Régimen de control directo, en el cual la entidad fijará mediante resolución el precio máximo, en cualquiera de sus distintos niveles, que los productores y distribuidores podrán cobrar por el bien o servicio en cuestión;
ii) Régimen de libertad regulada, en el cual la entidad fijará los criterios y la metodología con arreglo a los cuales los productores y distribuidores podrán determinar o modificar, los precios máximos en cualquiera de sus niveles respecto a los bienes y servicios sometidos a este régimen;
iii) Régimen de libertad vigilada, en el cual los productores y distribuidores podrán determinar libremente los precios de los bienes y servicios en cuestión, bajo la obligación de informar en forma escrita a la respectiva entidad sobre las variaciones y determinaciones de sus precios, de acuerdo con la metodología que la entidad determine.
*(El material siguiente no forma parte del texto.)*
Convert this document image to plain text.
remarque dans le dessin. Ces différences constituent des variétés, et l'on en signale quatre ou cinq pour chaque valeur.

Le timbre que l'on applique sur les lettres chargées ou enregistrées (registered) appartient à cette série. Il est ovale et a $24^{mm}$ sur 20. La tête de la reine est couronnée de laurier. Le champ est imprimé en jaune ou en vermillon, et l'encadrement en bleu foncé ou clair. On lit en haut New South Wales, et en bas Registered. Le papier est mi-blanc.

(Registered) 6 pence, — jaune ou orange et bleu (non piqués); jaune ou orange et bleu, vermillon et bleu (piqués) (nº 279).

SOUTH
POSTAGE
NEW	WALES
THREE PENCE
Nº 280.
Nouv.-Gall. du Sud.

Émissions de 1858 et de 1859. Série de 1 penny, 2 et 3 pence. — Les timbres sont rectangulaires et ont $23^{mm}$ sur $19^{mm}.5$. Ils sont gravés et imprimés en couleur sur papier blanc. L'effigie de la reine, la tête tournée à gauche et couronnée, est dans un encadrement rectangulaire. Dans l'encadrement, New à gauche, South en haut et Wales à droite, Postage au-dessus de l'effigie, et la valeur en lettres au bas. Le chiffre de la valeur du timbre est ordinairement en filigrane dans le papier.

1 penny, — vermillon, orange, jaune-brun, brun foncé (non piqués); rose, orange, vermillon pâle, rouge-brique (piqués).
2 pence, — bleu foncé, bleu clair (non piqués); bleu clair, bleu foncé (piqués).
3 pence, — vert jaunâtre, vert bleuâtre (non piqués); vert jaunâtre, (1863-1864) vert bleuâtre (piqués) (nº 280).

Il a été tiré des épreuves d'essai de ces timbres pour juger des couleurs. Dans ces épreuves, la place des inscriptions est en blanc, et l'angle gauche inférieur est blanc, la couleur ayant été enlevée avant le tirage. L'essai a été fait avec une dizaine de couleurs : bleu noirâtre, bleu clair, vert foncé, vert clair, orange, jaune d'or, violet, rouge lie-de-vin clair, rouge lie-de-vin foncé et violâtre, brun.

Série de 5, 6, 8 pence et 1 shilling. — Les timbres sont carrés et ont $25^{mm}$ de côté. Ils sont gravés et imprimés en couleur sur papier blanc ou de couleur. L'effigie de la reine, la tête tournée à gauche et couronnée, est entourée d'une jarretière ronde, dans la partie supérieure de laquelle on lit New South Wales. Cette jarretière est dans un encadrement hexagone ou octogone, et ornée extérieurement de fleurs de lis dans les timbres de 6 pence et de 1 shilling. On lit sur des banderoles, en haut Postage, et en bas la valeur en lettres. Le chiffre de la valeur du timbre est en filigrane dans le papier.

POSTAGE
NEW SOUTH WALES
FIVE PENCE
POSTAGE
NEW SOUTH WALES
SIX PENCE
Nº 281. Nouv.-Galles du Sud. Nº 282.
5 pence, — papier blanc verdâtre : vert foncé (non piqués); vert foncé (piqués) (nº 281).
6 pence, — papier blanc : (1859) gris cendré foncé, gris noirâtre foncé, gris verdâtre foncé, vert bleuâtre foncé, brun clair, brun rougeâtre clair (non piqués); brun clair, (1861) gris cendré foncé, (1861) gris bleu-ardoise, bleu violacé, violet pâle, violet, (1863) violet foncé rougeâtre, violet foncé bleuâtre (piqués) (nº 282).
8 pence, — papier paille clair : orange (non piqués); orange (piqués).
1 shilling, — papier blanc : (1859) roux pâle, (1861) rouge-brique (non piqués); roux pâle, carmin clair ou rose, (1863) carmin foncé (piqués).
Las empresas cuyos bienes o servicios están sometidos a la política de precios que se señale en el presente artículo, tendrán derecho a exigir de la respectiva entidad que se modifique o se permita la modificación el precio en cuestión, consultando para ello el incremento de costos que se compruebe haya tenido el bien o servicio en el curso de los doce (12) meses siguientes a la fecha en la cual la entidad haya ejercido la política de precios en cualquiera de sus modalidades.